What is blood pressure?
The term refers to the pressure within your blood vessels. It’s generated by the pumping action of your heart and counteracted by the resistance of the smaller arterial vessels. Blood pressure is essential to life, as it keeps your blood flowing, delivering oxygen and vital nutrients to your organs. High blood pressure, however, “increases the force of the blood against the artery walls, and over time can damage your arteries, resulting in loss of elasticity and hardening, which puts extra stress on your heart,” warns Jessica Byrne of the Heart and Stroke Foundation South Africa (HSFSA). “In the long term, hypertension can affect your organs, resulting in heart disease, stroke, blindness and kidney failure.”
Get yours checked now – it’s simple!
Considering its high prevalence and that it’s the single most important risk factor for cardiovascular disease worldwide (causing four in 10 heart attacks and more than half of stroke incidence), the HSFSA recommends that you have your blood pressure checked annually from age 20. It’s a simple and painless procedure that is done with a blood pressure gauge or sphygmometer, which consists of an inflatable cuff that restricts the blood flow and a mercury or mechanical manometer that measures the pressure.
“Your blood pressure is read in a systolic and diastolic measurement – this represents the blood pressure in your arteries during the contraction and relaxation of your heart, respectively,” explains Byrne. “An ideal blood pressure is 120/80mmHg.

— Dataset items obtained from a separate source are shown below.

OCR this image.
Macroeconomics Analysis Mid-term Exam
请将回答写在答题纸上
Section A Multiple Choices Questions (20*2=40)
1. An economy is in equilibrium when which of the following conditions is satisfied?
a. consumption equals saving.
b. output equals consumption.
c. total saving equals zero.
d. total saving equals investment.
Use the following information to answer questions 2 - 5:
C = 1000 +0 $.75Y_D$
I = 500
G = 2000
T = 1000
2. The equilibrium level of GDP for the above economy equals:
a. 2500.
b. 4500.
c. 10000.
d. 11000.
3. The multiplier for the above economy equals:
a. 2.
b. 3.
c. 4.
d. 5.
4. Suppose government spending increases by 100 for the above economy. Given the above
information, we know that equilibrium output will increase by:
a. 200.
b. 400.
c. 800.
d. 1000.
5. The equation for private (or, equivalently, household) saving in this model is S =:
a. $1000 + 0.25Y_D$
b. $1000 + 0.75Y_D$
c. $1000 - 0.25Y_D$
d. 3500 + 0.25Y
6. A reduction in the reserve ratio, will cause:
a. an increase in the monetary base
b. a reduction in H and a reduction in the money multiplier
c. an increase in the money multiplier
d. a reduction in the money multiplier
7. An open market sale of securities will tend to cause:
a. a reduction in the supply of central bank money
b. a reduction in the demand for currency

It can be a little higher or a little lower than this and still be considered healthy.” Hypertension is diagnosed when blood pressure is consistently above 140 systolic or 90 diastolic, says Byrne. “Blood pressure over 130/85 is referred to as pre-hypertension and in this case, your physician would make a clinical decision regarding treatment.” In patients with other risk factors, such as diabetes or heart disease, blood pressure needs to be controlled below 130/85mmHg. Follow-up blood pressure checks are advised every three months after diagnosis.
The earlier hypertension is diagnosed, the earlier it can be managed with medication and lifestyle adaptations such as dietary changes, weight loss, stopping smoking and eating less salt.